Tahap kedua, setelah mempelajari batang adalah mempelajari “hiduik salampih (hidup selapis)”. Pada tahap dipelajari gerakan antisipasi kalau serangan pertama ditangkis lawan, bagaimana melepas kuncian dan sekaligus melakukan serangan balasan atau balik mengunci. Pada tahap ini gerakan dasar yang dipelajari semula dipecah menjadi beberapa gerakan. Satu gerakan dasar dapat dipecah menjadi tidak kurang dari lima macam gerakan.
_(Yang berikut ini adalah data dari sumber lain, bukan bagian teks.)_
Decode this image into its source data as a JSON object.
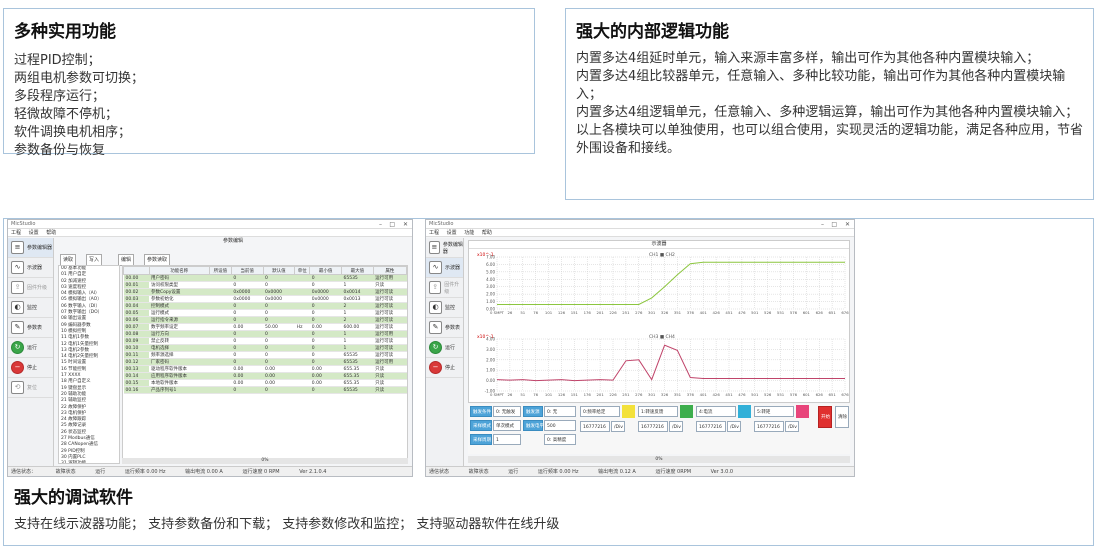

Pada tahap ketiga, adalah pelajaran “hiduik duo lampih (hidup dua lapis). Tahap ini belajar menangkis sekaligus melakukan serangan atau kuncian. Pada tahap ini sudah mulai tampak bentuk perkelahian dalam arti saling melakukan serangan dan kuncian. Bila semua pelajaran dari tahap pertama sampai tahap ketiga sudah dikuasai maka pada tahap keempat merupakan tahap pemantapan dari hasil latihan sebelumnya. Pada tahap ini seorang pesilek sudah bisa menggunakan segala macam gerak yang dalam aturan setempat bernama ”cancang talandeh jadi ukia” (semua gerakan dapat dilakukan asal tidak menyimpang dari hukum-hukum dasar). Dengan demikian, berarti dalam tahap ini seorang pasilek dituntut kreativitasnya untuk dapat mengembangkan dirinya. Di sinilah tingkat kepandaian pesilek akan berbeda satu sama lain. Bagi mereka yang mempunyai kreativitas yang tinggi maka ia akan lebih mampu mengembangkan hasil latihan secara maksimal.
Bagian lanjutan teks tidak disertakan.